Anhörung von Sachverständigen zum Änderungsentwurf zum „Bayerischen Klimaschutzgesetz“ morgen im Umweltausschuss – Martin Stümpfig: „Söder-Regierung versäumt Weichen für klimaneutrales Bayern 2040 zu stellen.“

„Das überarbeitete Klimagesetz der Söder-Regierung ist windelweich und ignoriert die Zeichen der Zeit“, sagt Martin Stümpfig, Sprecher für Energie und Klimaschutz der Landtags-Grünen. „Der Hitzesommer 2022 hat uns wieder vor Augen geführt, dass wir beim Klimaschutz entschieden handeln müssen. Doch die Söder-Regierung versäumt es, die dringend notwendigen Weichen für ein klimaneutrales Bayern 2040 zu stellen. Das ist unverantwortlich!“ Der Änderungsentwurf zum Bayerischen Klimaschutzgesetz ist morgen (Donnerstag, 29.09.2022, 9.15 Uhr) Thema einer Anhörung von Sachverständigen im Ausschuss für Umwelt und Verbraucherschutz.

Martin Stümpfig: „Die Staatsregierung muss Städte und Gemeinden dringend bei Klimaschutz und Klimaanpassung unterstützen und beispielsweise Klimaschutzkonzepte und Wärmepläne finanzieren. Es braucht eine Energieagentur für jeden Landkreis und umfassende Änderungen im Gesetz, wie zum Beispiel eine Solarpflicht für alle Neubauten. Doch solche konkreten Vorgaben sucht man im Entwurf der Söder-Regierung vergeblich.“ Zudem fehlten klare, verbindliche Ziele* für die wichtigen Sektoren Energie, Verkehr, Gebäude und Landwirtschaft, so Martin Stümpfig.

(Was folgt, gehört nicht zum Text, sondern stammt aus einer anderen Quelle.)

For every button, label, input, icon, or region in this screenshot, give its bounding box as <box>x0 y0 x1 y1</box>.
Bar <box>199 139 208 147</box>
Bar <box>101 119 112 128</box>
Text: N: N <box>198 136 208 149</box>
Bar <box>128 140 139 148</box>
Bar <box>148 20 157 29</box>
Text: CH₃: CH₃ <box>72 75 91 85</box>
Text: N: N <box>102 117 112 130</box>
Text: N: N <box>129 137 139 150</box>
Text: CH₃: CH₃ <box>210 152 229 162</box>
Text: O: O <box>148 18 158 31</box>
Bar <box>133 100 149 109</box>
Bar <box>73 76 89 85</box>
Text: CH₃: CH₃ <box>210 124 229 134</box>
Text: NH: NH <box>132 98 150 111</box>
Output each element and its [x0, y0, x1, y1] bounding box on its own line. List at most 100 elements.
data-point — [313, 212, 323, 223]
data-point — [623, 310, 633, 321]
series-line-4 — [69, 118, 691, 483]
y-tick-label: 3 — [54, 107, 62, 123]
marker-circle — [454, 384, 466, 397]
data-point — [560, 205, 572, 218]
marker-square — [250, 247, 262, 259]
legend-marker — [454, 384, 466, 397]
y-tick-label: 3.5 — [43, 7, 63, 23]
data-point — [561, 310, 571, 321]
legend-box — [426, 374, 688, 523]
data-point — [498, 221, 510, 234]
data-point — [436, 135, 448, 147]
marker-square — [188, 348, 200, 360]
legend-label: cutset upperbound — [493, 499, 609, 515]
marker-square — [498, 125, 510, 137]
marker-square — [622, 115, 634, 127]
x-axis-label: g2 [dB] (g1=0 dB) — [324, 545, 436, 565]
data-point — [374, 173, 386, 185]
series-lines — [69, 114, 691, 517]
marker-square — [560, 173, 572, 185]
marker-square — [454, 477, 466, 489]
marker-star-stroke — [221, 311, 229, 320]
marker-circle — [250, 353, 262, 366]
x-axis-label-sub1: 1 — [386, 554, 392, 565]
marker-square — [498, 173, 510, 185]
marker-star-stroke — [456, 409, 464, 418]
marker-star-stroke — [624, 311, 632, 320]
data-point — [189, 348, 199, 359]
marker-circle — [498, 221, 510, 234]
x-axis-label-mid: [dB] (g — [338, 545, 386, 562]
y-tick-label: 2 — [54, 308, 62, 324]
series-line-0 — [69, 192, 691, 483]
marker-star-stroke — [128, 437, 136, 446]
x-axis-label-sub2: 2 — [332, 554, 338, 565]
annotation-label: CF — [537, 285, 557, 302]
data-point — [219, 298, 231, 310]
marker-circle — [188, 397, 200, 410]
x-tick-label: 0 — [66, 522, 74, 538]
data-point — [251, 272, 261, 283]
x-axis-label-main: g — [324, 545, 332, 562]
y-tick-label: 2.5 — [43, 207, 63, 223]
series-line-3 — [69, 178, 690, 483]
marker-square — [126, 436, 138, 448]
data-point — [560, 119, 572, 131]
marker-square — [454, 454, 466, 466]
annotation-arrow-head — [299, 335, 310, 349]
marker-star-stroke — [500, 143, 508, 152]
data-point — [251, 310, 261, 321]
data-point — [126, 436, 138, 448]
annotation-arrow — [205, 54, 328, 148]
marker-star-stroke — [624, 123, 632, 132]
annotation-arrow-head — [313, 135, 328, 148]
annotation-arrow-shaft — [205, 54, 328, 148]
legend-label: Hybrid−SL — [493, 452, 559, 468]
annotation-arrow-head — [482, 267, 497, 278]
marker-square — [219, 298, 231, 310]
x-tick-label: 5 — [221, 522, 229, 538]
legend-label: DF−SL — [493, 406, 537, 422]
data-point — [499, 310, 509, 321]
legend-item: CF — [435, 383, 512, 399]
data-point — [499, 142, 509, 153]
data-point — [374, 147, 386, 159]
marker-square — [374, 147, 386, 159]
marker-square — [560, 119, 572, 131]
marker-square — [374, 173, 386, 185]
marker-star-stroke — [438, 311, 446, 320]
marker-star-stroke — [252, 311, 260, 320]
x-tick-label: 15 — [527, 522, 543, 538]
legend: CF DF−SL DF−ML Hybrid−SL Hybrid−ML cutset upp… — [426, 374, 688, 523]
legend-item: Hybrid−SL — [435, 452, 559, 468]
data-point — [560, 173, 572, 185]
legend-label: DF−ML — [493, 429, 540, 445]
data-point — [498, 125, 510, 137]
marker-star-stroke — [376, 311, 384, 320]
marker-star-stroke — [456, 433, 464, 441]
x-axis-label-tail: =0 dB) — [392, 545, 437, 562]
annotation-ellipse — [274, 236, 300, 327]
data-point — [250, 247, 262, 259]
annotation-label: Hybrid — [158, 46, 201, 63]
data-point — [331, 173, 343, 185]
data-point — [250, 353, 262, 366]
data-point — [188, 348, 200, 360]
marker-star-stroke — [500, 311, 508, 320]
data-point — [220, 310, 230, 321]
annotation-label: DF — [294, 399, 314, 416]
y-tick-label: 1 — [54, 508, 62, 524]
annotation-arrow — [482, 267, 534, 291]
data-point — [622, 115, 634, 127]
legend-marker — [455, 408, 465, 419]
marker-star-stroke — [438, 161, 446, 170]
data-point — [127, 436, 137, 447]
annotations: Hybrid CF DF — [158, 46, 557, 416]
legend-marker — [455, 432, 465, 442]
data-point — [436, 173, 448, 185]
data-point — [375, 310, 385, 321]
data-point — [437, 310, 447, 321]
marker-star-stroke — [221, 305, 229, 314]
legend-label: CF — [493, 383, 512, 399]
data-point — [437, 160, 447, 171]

Der vergangene Sommer war der zweitwärmste seit Beginn der Wetteraufzeichnungen mit extremer Dürre, Trockenheit und Waldbränden in Nordbayern. In Teilen Frankens fielen im gesamten August kaum fünf Liter Regen pro Quadratmeter. „Die Menschen in Bayern muss sich darauf einstellen, dass das Wetter künftig häufiger so wird“, erklärt Patrick Friedl, Sprecher für Naturschutz und Klimaanpassung der Landtags-Grünen. „Hitze und Wassermangel, Starkregen und Sturzfluten nehmen dramatisch zu in Bayern. Die Söder-Regierung ist gefordert Menschen und Kommunen endlich beizustehen. Wirksamer Klimaschutz, Starkregen- und Hitzevorsorge brauchen Ideen, Mut und den Willen, Verantwortung zu übernehmen.“

Patrick Friedl fordert: „Dieses Klimagesetz muss generalsaniert werden. Mit aufgehübschten Zielen allein wird kein zusätzliches Gramm Treibhausgas eingespart. Da ist nichts verbindlich. Da ist nichts Neues mit Haushaltsmitteln unterfüttert. Da fehlt jede Kontrolle. Und damit ist auch keine Hilfe und Entlastung für Menschen und Kommunen in Bayern in Sicht, wenn der nächste Hitzesommer kommt.“

*Ein Beispiel dafür ist das Klimaschutzgesetz von Baden-Württemberg. Darin sind Sektor-Ziele festgelegt. Somit wird Klimaschutz für jeden Bereich klar und verbindlich.